Jenna Gardner, Show Manager at QD Events, who has the Carnival event at SEC, said: “I think the Carnival is very tailored around Glasgow and has a rich cultural history there. To launch the event in England, it’s key that we did the research, right down to health and safety.”

Athena Kyriacou, portfolio marketing manager for Media 10 on the Ideal Home Show explains that the Ideal Home Show is a good example of a developed brand in the UK. She adds: “We have launched the show in Manchester and Glasgow. We do well in Glasgow with around 45,000 over four days. Wherever you launch, it’s important to understand the impact of the event on each regional show. It’s essential that you do plenty of research in that region and truly understand what the customer wants in that area and build your event and marketing around that. Media 10 is excellent at establishing the right partnerships.”

Get venues to support you

Adrian Evans, who heads up the sales team at ECL, said: “I deal with exhibitions and conferences and the big buzzword is legacy – what do conferences leave behind in that region? Every event that you hold will have a legacy for that area and what we don’t get asked very often is for support from the local region for exhibitions, but we do on the conference side. The diabetic conference came to Liverpool and they wanted to have a positive impact on health in the North West region which is a really positive message.”

“The National Running show could have a huge impact on cities or regions and any council or regional body will see the benefit of that and help develop the event and put you in contact with key people in the region to develop the show. We are council owned and we support any events that benefit the region or the city.”

Sam North, MD at Inflection Point, a coaching and training business, who also worked in marketing at Clarion, added: “When we worked on EventCity, we had a really good relationship with Manchester Airport, and we were able to work with airlines and travel agents. The venue made a huge difference to helping us get into the airport and airlines and helps us get going.”

Fisher adds: “Not listening or looking at what your audience wants is incredibly risky and I’ve seen what happens to organisers that don’t pay attention to this.”

Tranter explains his approach to cloning One Earth: “We have a strategy for One Earth but you have to be more flexible than an established brand. You have to do the research and talk to people. Every event that we do we try to put part of our profits into that area. There might be spin off regional events or gatherings but lots of people do that and I don’t want to stamp on regional sustainable events doing good work. My vision for One Earth is a national event or possibly a North/South event.” 

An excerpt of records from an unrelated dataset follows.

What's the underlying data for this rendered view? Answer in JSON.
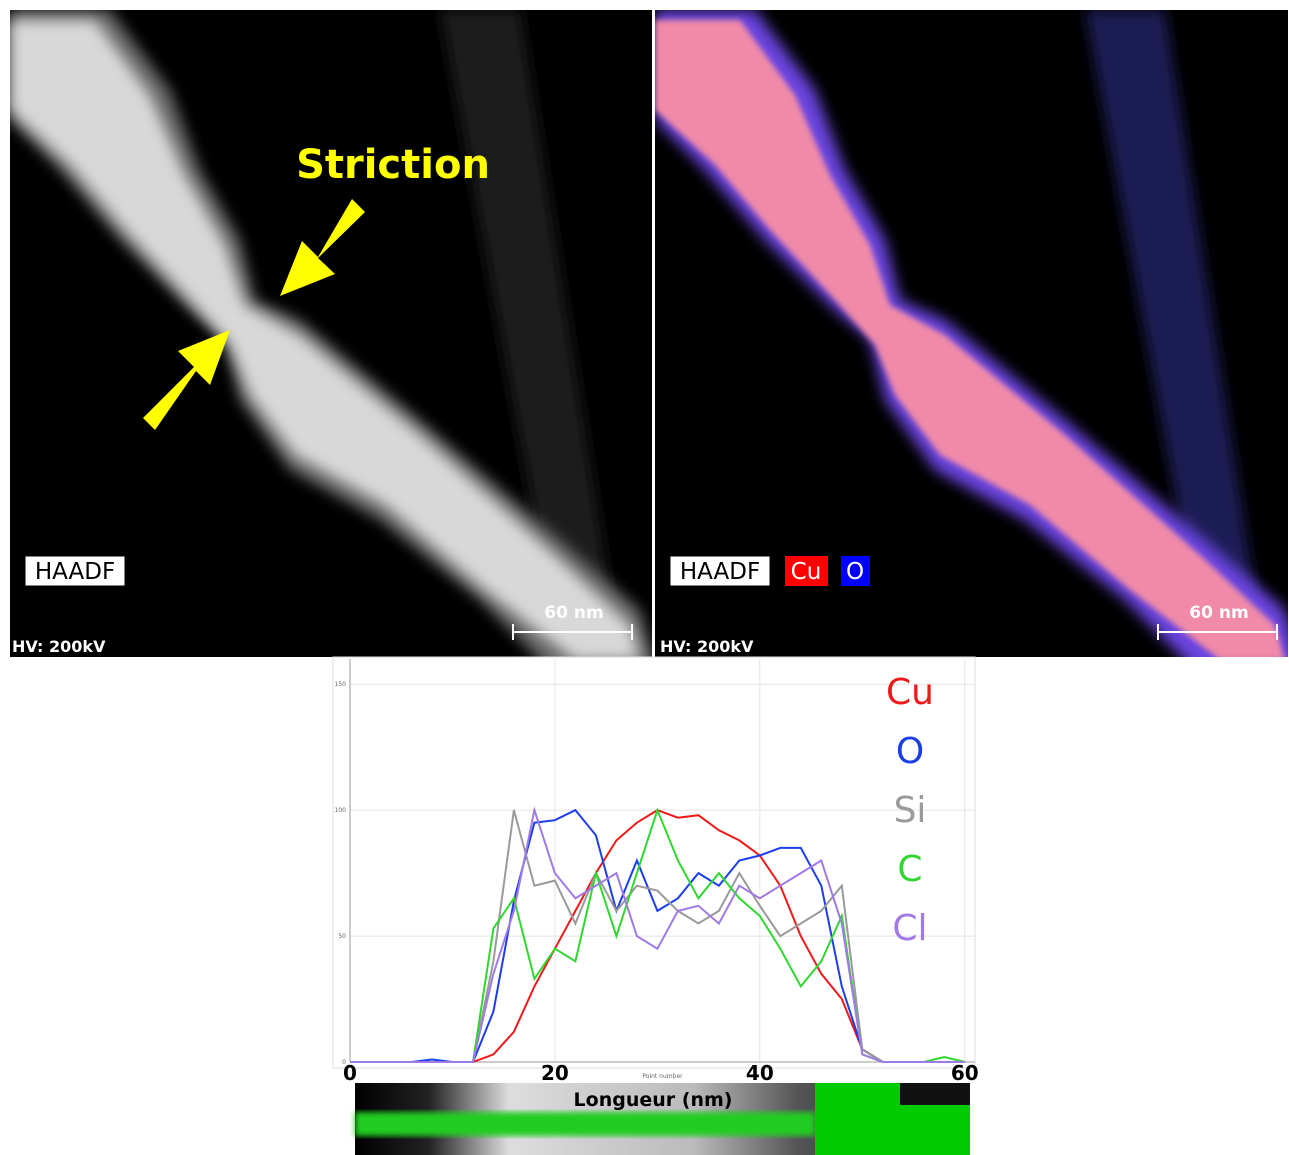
{
  "images": {
    "annotation": "Striction",
    "left_panel": {
      "label": "HAADF",
      "voltage": "HV: 200kV",
      "scale": "60 nm"
    },
    "right_panel": {
      "label": "HAADF",
      "elements": [
        "Cu",
        "O"
      ],
      "voltage": "HV: 200kV",
      "scale": "60 nm"
    }
  },
  "chart_data": {
    "type": "line",
    "xlabel": "Point number",
    "annotation": "Longueur (nm)",
    "x": [
      0,
      2,
      4,
      6,
      8,
      10,
      12,
      14,
      16,
      18,
      20,
      22,
      24,
      26,
      28,
      30,
      32,
      34,
      36,
      38,
      40,
      42,
      44,
      46,
      48,
      50,
      52,
      54,
      56,
      58,
      60
    ],
    "xlim": [
      0,
      61
    ],
    "xticks": [
      0,
      20,
      40,
      60
    ],
    "ylim": [
      0,
      160
    ],
    "yticks": [
      0,
      50,
      100,
      150
    ],
    "grid": true,
    "legend": "top-right",
    "series": [
      {
        "name": "Cu",
        "color": "#f01818",
        "values": [
          0,
          0,
          0,
          0,
          0,
          0,
          0,
          3,
          12,
          30,
          45,
          60,
          75,
          88,
          95,
          100,
          97,
          98,
          92,
          88,
          82,
          70,
          50,
          35,
          25,
          5,
          0,
          0,
          0,
          0,
          0
        ]
      },
      {
        "name": "O",
        "color": "#1c3ee8",
        "values": [
          0,
          0,
          0,
          0,
          1,
          0,
          0,
          20,
          64,
          95,
          96,
          100,
          90,
          60,
          80,
          60,
          65,
          75,
          70,
          80,
          82,
          85,
          85,
          70,
          30,
          5,
          0,
          0,
          0,
          0,
          0
        ]
      },
      {
        "name": "Si",
        "color": "#9a9a9a",
        "values": [
          0,
          0,
          0,
          0,
          0,
          0,
          0,
          40,
          100,
          70,
          72,
          55,
          75,
          60,
          70,
          68,
          60,
          55,
          60,
          75,
          62,
          50,
          55,
          60,
          70,
          5,
          0,
          0,
          0,
          0,
          0
        ]
      },
      {
        "name": "C",
        "color": "#2ed82e",
        "values": [
          0,
          0,
          0,
          0,
          0,
          0,
          0,
          53,
          65,
          33,
          45,
          40,
          75,
          50,
          75,
          100,
          80,
          65,
          75,
          65,
          58,
          45,
          30,
          40,
          58,
          3,
          0,
          0,
          0,
          2,
          0
        ]
      },
      {
        "name": "Cl",
        "color": "#a07ae6",
        "values": [
          0,
          0,
          0,
          0,
          0,
          0,
          0,
          35,
          60,
          100,
          75,
          65,
          70,
          75,
          50,
          45,
          60,
          62,
          55,
          70,
          65,
          70,
          75,
          80,
          55,
          3,
          0,
          0,
          0,
          0,
          0
        ]
      }
    ]
  }
}
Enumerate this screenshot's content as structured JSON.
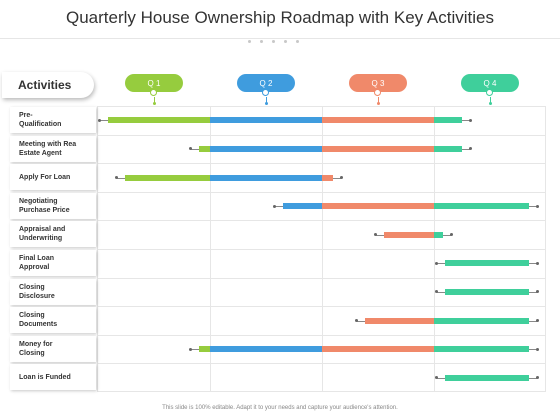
{
  "title": "Quarterly House Ownership Roadmap with Key Activities",
  "activities_label": "Activities",
  "footer": "This slide is 100% editable. Adapt it to your needs and capture your audience's attention.",
  "colors": {
    "q1": "#96cc3e",
    "q2": "#3f9cde",
    "q3": "#f0896a",
    "q4": "#3fcf9b"
  },
  "quarters": [
    "Q 1",
    "Q 2",
    "Q 3",
    "Q 4"
  ],
  "activities": [
    {
      "label": "Pre-\nQualification",
      "start": 0.1,
      "end": 3.25
    },
    {
      "label": "Meeting with Rea\nEstate Agent",
      "start": 0.9,
      "end": 3.25
    },
    {
      "label": "Apply For Loan",
      "start": 0.25,
      "end": 2.1
    },
    {
      "label": "Negotiating\nPurchase Price",
      "start": 1.65,
      "end": 3.85
    },
    {
      "label": "Appraisal and\nUnderwriting",
      "start": 2.55,
      "end": 3.08
    },
    {
      "label": "Final Loan\nApproval",
      "start": 3.1,
      "end": 3.85
    },
    {
      "label": "Closing\nDisclosure",
      "start": 3.1,
      "end": 3.85
    },
    {
      "label": "Closing\nDocuments",
      "start": 2.38,
      "end": 3.85
    },
    {
      "label": "Money for\nClosing",
      "start": 0.9,
      "end": 3.85
    },
    {
      "label": "Loan is Funded",
      "start": 3.1,
      "end": 3.85
    }
  ]
}
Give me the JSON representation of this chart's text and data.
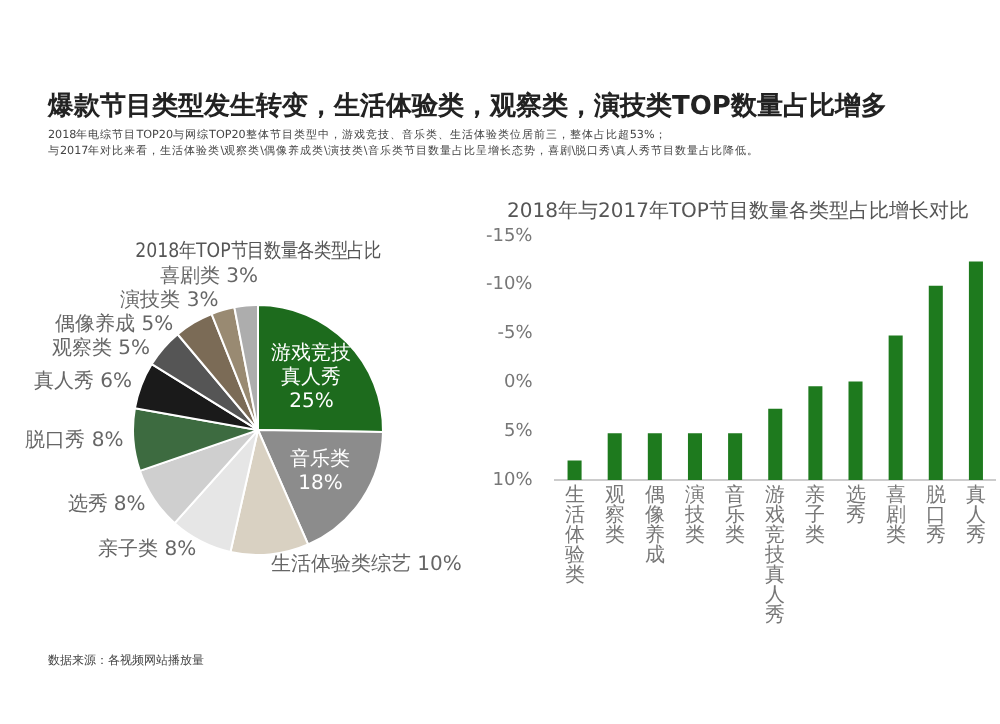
{
  "chart_data": [
    {
      "type": "other",
      "title": "爆款节目类型发生转变，生活体验类，观察类，演技类TOP数量占比增多",
      "subtitle": "2018年电综节目TOP20与网综TOP20整体节目类型中，游戏竞技、音乐类、生活体验类位居前三，整体占比超53%；",
      "annotations": [
        "与2017年对比来看，生活体验类\\观察类\\偶像养成类\\演技类\\音乐类节目数量占比呈增长态势，喜剧\\脱口秀\\真人秀节目数量占比降低。",
        "数据来源：各视频网站播放量"
      ]
    },
    {
      "type": "pie",
      "title": "2018年TOP节目数量各类型占比",
      "categories": [
        "游戏竞技真人秀",
        "音乐类",
        "生活体验类综艺",
        "亲子类",
        "选秀",
        "脱口秀",
        "真人秀",
        "观察类",
        "偶像养成",
        "演技类",
        "喜剧类"
      ],
      "values": [
        25,
        18,
        10,
        8,
        8,
        8,
        6,
        5,
        5,
        3,
        3
      ],
      "value_labels": [
        "25%",
        "18%",
        "10%",
        "8%",
        "8%",
        "8%",
        "6%",
        "5%",
        "5%",
        "3%",
        "3%"
      ],
      "colors": [
        "#1d6b1d",
        "#8c8c8c",
        "#d9d1c2",
        "#e6e6e6",
        "#cfcfcf",
        "#3d6b40",
        "#1a1a1a",
        "#555555",
        "#7b6b56",
        "#998a72",
        "#adadad"
      ]
    },
    {
      "type": "bar",
      "title": "2018年与2017年TOP节目数量各类型占比增长对比",
      "categories": [
        "生活体验类",
        "观察类",
        "偶像养成",
        "演技类",
        "音乐类",
        "游戏竞技真人秀",
        "亲子类",
        "选秀",
        "喜剧类",
        "脱口秀",
        "真人秀"
      ],
      "values": [
        -2,
        -4.8,
        -4.8,
        -4.8,
        -4.8,
        -7.3,
        -9.6,
        -10.1,
        -14.8,
        -19.9,
        -22.4
      ],
      "base": [
        10,
        10,
        10,
        10,
        10,
        10,
        10,
        10,
        10,
        10,
        10
      ],
      "color": "#1e7a1e",
      "ylim": [
        10,
        -15
      ],
      "yticks": [
        {
          "value": -15,
          "label": "-15%"
        },
        {
          "value": -10,
          "label": "-10%"
        },
        {
          "value": -5,
          "label": "-5%"
        },
        {
          "value": 0,
          "label": "0%"
        },
        {
          "value": 5,
          "label": "5%"
        },
        {
          "value": 10,
          "label": "10%"
        }
      ],
      "grid": false,
      "legend": false
    }
  ]
}
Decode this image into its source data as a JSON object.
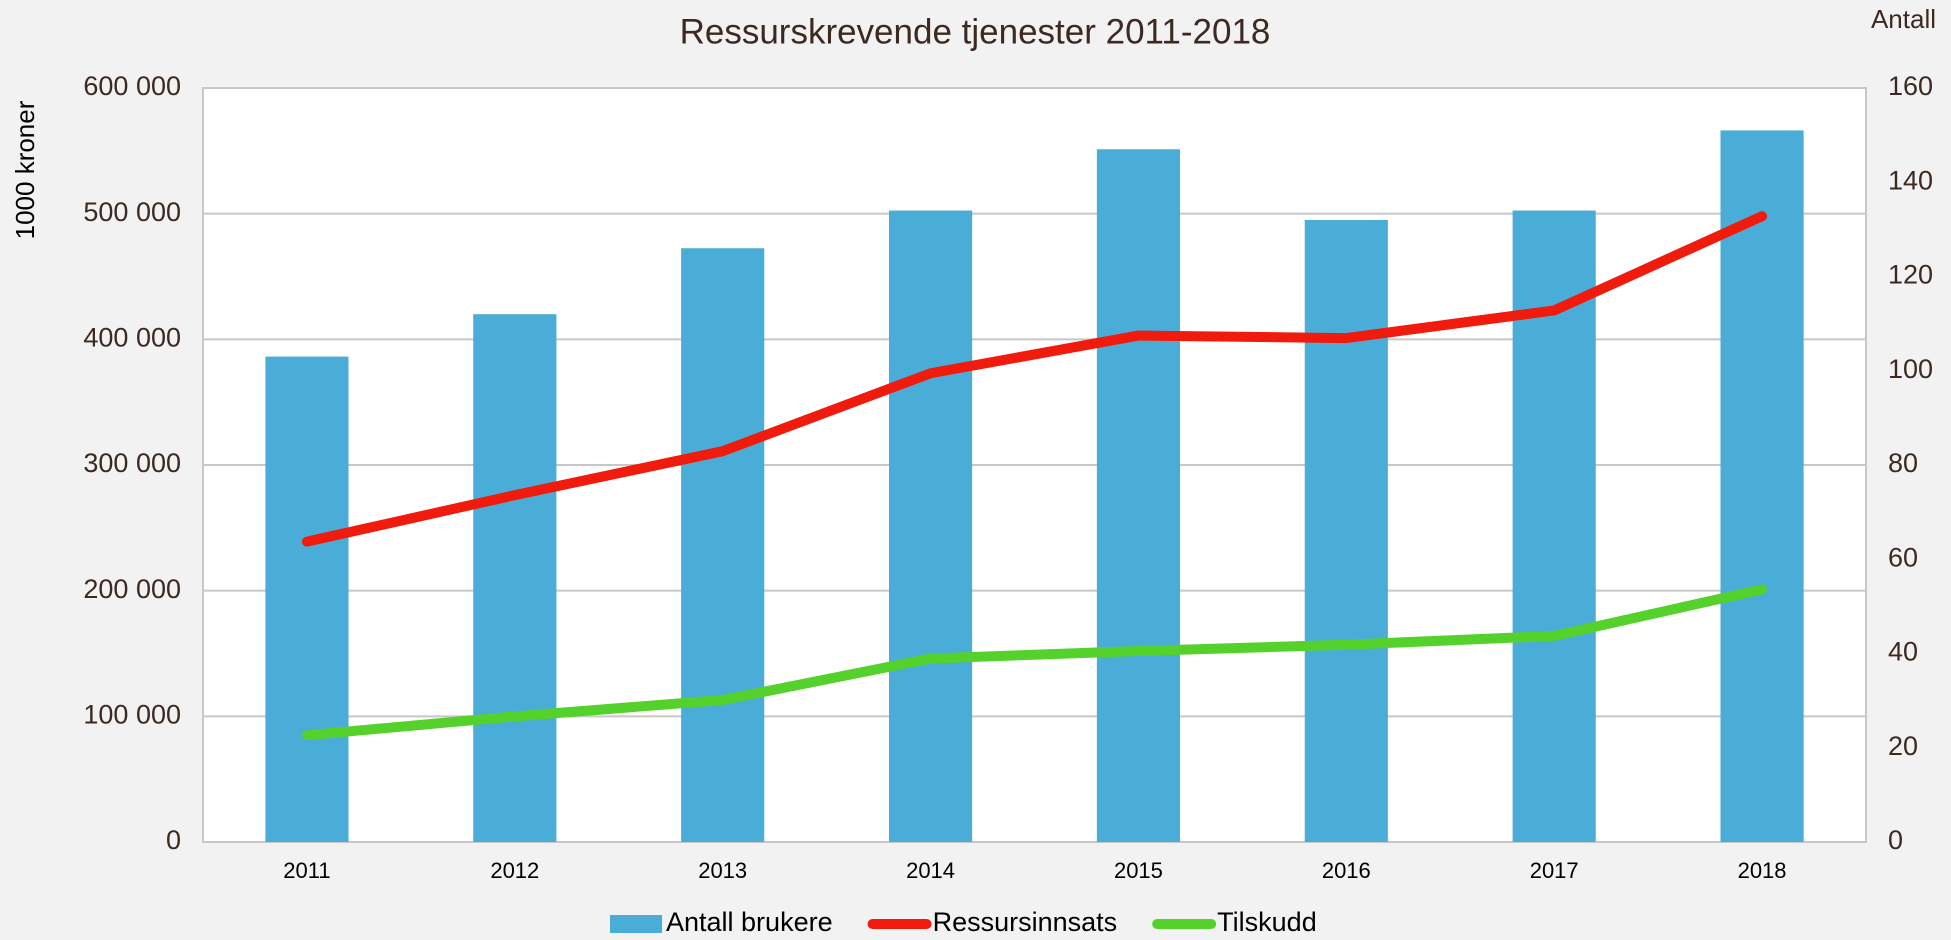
{
  "chart_data": {
    "type": "bar_line",
    "title": "Ressurskrevende tjenester 2011-2018",
    "ylabel": "1000  kroner",
    "y2label": "Antall",
    "categories": [
      "2011",
      "2012",
      "2013",
      "2014",
      "2015",
      "2016",
      "2017",
      "2018"
    ],
    "series": [
      {
        "name": "Antall brukere",
        "type": "bar",
        "axis": "y2",
        "color": "#4aadd8",
        "values": [
          103,
          112,
          126,
          134,
          147,
          132,
          134,
          151
        ]
      },
      {
        "name": "Ressursinnsats",
        "type": "line",
        "color": "#f01b0c",
        "values": [
          239000,
          276000,
          311000,
          373000,
          403000,
          401000,
          423000,
          498000
        ]
      },
      {
        "name": "Tilskudd",
        "type": "line",
        "color": "#55d12c",
        "values": [
          85000,
          100000,
          113000,
          146000,
          152000,
          157000,
          164000,
          201000
        ]
      }
    ],
    "ylim": [
      0,
      600000
    ],
    "yticks": [
      0,
      {
        "value": 100000,
        "label": "100 000"
      },
      {
        "value": 200000,
        "label": "200 000"
      },
      {
        "value": 300000,
        "label": "300 000"
      },
      {
        "value": 400000,
        "label": "400 000"
      },
      {
        "value": 500000,
        "label": "500 000"
      },
      {
        "value": 600000,
        "label": "600 000"
      }
    ],
    "y2lim": [
      0,
      160
    ],
    "y2ticks": [
      0,
      20,
      40,
      60,
      80,
      100,
      120,
      140,
      160
    ],
    "grid": true,
    "legend": "bottom"
  }
}
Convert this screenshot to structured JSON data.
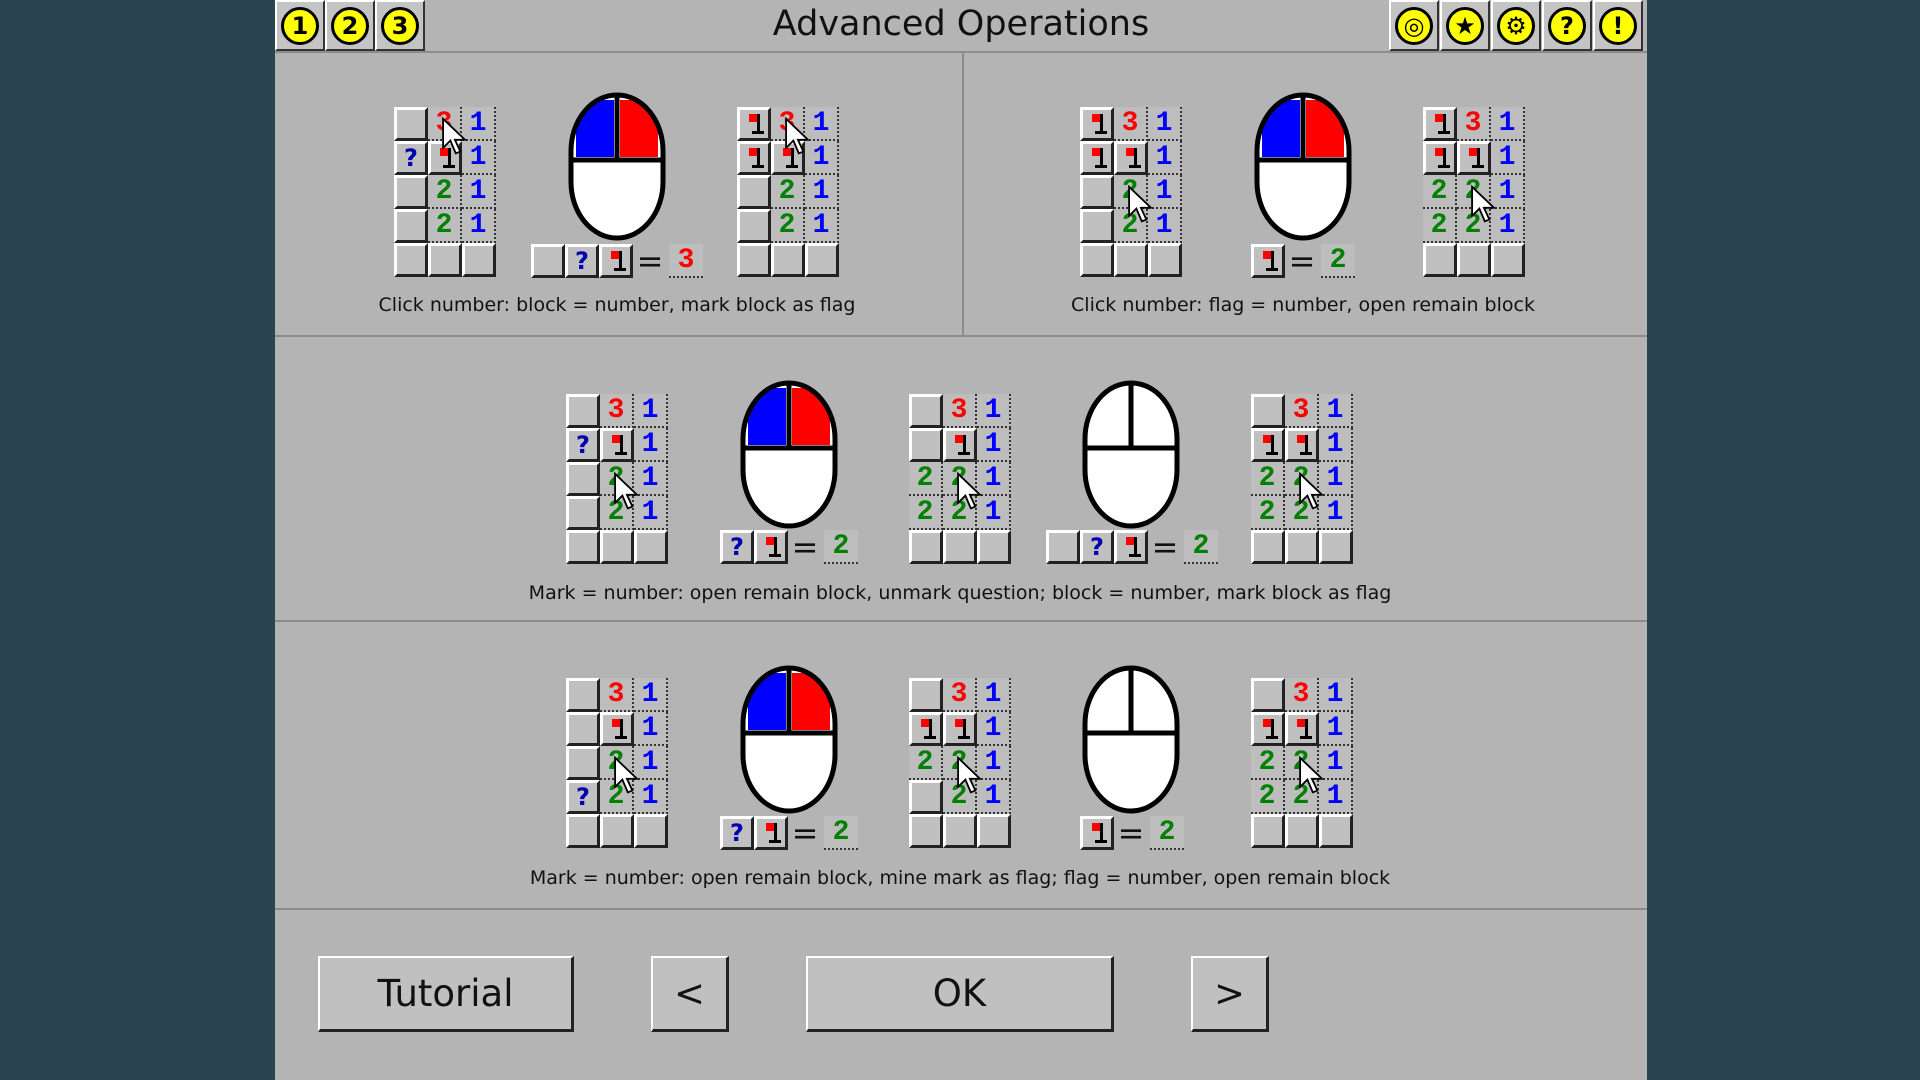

Colm Graham, Senior Exhibition Manager at ECL, adds: “Audience is key for regional events and we do a lot of research to help organisers understand if there’s a market in the North West for their event. We actually ran our first ever event inhouse, and it went very well for a launch. We are definitely interested in doing more research for organisers to help them.”

Stone believes venues need to form stronger partners. He said: “Venues want to attract, encourage and develop and be partners with organisers that have events that benefit the region. We all see strong partnerships internationally with venues, but we don’t see it that much in the UK and it feels like we’re two separate communities. The venues need to get more involved in the subject and there could be stronger financial partnerships between venue and organiser with more risk sharing to encourage seed to sapling events to grow.”